Perhaps because of this shadow cast over the channel, between 1 January and 25 June 1942, only three items of any significance were conveyed to the enemy. They were reports th
at an American aircraft factory was being planned to be constructed just outside Cairo; that American military personnel had been seen in Cairo’s streets, together with a description of three different shoulder-flashes; and the correct location of the GHQ Middle East building in Cairo. Requests for specific military information, such as the location of the 23rd Infantry Division and various Polish, Free French and colonial troops, and details of shipping in the Suez Canal, were simply ignored.

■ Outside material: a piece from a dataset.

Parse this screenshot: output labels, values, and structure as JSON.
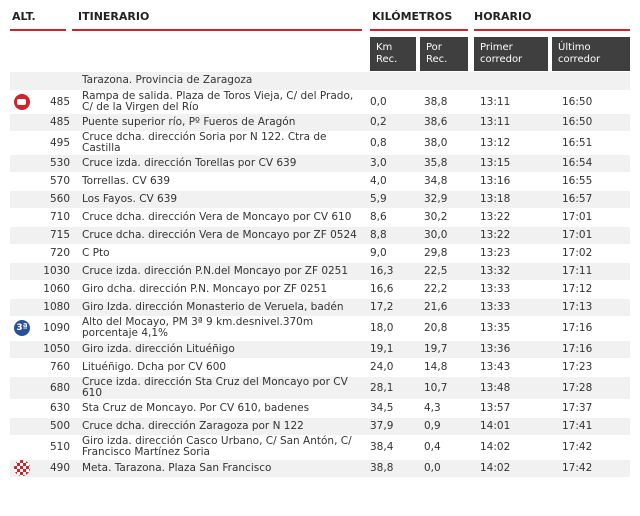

As an expedient on the issue of the factory, ‘enemy enquiries about site, capacity, etc. were first evaded then answered with the excuse that the agent who supplied the original information had disappeared’. On the American military personnel, ‘enemy enquiries for further details were met with a brief reply giving three shoulder-badges noticed’. As for the address of GHQ, it had actually been supplied several months earlier. SIME noted that
this had been asked for, and correctly answered, nearly a year before. The address is such common knowledge throughout the Middle East that a trap was suspected. But it is possible that the enemy is even more ignorant of conditions in Egypt than we suspect. His second enquiry may imply that he had lost record of the first, or that he thought there had been a move.